Гуля десятки раз пыталась представить этот момент, но не могла, не складывалась у нее в голове эта картинка. Мама всегда была осторожной и аккуратной, она и Гулю учила этому – осторожности и аккуратности. И что же? Получается, все это было ни к чему? Тысячи людей в мире ежеминутно перебегают дорогу в неположенных местах, а мама переходила дорогу по пешеходному переходу, и ее сбила машина. Как? Почему? За что?

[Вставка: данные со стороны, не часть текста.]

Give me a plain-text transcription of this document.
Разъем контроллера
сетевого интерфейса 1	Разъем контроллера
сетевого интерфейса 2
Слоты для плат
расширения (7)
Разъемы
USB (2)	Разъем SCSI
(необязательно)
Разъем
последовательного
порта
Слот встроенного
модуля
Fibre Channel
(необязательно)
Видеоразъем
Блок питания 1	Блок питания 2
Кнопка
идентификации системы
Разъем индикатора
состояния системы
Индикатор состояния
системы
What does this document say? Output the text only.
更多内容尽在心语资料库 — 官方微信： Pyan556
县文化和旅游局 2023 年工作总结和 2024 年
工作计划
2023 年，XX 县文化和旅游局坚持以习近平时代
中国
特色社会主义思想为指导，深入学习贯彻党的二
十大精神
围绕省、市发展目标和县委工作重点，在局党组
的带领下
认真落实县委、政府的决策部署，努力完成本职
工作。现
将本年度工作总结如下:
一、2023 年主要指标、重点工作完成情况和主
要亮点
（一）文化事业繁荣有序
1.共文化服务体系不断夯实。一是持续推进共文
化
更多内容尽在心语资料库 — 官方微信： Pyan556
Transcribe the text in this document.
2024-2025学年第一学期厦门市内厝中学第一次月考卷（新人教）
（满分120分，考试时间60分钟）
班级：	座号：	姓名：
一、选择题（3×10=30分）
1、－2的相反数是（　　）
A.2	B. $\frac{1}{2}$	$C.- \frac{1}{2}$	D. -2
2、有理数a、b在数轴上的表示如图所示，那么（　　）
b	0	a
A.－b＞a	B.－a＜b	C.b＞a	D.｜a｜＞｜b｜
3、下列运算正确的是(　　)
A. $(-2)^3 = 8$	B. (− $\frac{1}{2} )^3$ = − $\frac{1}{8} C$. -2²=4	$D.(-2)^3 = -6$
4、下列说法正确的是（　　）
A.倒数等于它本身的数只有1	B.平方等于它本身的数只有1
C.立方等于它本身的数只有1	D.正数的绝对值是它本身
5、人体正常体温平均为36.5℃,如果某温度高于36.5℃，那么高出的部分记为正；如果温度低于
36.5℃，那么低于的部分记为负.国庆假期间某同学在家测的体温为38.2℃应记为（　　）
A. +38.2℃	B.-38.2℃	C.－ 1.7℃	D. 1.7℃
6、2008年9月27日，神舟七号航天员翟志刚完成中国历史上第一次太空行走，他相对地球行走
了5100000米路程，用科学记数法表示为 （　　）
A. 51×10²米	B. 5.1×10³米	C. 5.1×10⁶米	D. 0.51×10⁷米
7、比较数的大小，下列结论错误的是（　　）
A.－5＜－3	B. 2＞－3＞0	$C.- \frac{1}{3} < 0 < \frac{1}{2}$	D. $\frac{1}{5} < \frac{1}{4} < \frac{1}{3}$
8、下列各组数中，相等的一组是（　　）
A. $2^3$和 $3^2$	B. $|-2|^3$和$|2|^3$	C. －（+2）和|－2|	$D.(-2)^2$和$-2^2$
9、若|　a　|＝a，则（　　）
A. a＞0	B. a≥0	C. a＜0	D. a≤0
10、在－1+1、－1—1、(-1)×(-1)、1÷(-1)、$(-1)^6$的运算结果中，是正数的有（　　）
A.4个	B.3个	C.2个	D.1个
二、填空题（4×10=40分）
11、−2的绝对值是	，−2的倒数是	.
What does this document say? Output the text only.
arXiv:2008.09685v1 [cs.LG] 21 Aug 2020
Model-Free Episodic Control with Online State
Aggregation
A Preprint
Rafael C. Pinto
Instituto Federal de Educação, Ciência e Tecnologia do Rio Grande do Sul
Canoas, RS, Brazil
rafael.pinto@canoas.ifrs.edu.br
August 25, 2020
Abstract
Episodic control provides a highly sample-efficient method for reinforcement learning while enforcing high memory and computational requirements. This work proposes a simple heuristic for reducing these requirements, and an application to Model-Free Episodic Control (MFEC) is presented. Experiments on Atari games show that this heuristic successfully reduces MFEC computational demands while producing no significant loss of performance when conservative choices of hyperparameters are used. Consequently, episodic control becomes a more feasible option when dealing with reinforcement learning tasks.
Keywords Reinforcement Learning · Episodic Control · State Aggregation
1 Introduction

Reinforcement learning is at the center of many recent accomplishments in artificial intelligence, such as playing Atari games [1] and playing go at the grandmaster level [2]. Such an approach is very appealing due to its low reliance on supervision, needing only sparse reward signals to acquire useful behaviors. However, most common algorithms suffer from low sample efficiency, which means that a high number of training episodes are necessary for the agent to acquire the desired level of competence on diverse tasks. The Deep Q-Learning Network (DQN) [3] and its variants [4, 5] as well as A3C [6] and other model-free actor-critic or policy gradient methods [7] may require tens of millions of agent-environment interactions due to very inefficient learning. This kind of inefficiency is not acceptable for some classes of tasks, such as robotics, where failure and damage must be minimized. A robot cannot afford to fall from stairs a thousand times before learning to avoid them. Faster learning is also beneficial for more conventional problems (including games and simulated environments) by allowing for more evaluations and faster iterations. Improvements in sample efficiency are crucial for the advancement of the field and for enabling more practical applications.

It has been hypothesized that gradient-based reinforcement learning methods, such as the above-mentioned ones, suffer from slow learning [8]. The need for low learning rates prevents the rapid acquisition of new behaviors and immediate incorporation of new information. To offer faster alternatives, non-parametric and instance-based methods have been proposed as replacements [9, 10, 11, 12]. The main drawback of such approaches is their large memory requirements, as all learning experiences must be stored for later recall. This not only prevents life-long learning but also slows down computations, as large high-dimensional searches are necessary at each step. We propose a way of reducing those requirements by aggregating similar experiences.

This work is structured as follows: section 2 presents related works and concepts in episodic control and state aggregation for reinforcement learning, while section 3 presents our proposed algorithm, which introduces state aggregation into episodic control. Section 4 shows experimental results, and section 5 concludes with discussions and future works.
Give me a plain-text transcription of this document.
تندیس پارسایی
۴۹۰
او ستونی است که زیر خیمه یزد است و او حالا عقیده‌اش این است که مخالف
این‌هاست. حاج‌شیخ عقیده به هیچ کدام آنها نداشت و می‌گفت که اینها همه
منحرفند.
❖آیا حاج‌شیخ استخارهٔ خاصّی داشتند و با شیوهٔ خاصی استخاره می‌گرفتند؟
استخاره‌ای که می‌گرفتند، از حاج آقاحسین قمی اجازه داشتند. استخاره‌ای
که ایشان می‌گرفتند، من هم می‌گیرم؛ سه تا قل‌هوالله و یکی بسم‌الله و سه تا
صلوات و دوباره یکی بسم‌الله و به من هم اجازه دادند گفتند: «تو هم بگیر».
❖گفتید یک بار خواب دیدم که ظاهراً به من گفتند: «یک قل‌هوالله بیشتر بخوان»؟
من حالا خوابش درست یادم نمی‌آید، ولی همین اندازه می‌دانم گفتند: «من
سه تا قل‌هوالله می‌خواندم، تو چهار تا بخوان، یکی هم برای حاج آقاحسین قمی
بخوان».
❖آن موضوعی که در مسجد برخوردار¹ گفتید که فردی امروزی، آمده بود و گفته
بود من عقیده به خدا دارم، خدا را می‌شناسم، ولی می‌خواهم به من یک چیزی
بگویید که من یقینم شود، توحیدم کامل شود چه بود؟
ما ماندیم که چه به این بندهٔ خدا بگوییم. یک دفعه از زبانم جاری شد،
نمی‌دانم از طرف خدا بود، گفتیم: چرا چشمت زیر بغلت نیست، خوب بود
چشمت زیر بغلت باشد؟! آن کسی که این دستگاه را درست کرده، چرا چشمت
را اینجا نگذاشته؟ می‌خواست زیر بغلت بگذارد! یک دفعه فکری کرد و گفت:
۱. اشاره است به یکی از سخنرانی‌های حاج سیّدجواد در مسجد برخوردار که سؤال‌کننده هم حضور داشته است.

Когда Гуля узнала об этом, она даже не заплакала, просто сильно удивилась. А когда в их квартиру пришли незнакомые женщины, представившись работниками органов опеки, она разозлилась, взяла на руки Снежка, свою маленькую беспородную собачонку, лохматая белая шерсть которой торчала в разные стороны, и закрылась в своей комнате. Они с мамой обе не очень-то любили гостей, привыкли быть вдвоем.
Отца у Гули не было, мама рассказывала, что он когда-то давно уехал в сложную и опасную экспедицию, да так и не вернулся. Гуля не знала, правда это или нет, но особо не грустила без папы, потому что мама всегда была рядом. Она была ее лучшей подругой, ее главным советчиком, ее единственным авторитетным взрослым. И вот ее не стало. Гуля уже была не маленькая, она знала, что иногда так бывает, в жизни случаются разные потери, но она никак не могла поверить, что именно сегодня потеря случилась с ней.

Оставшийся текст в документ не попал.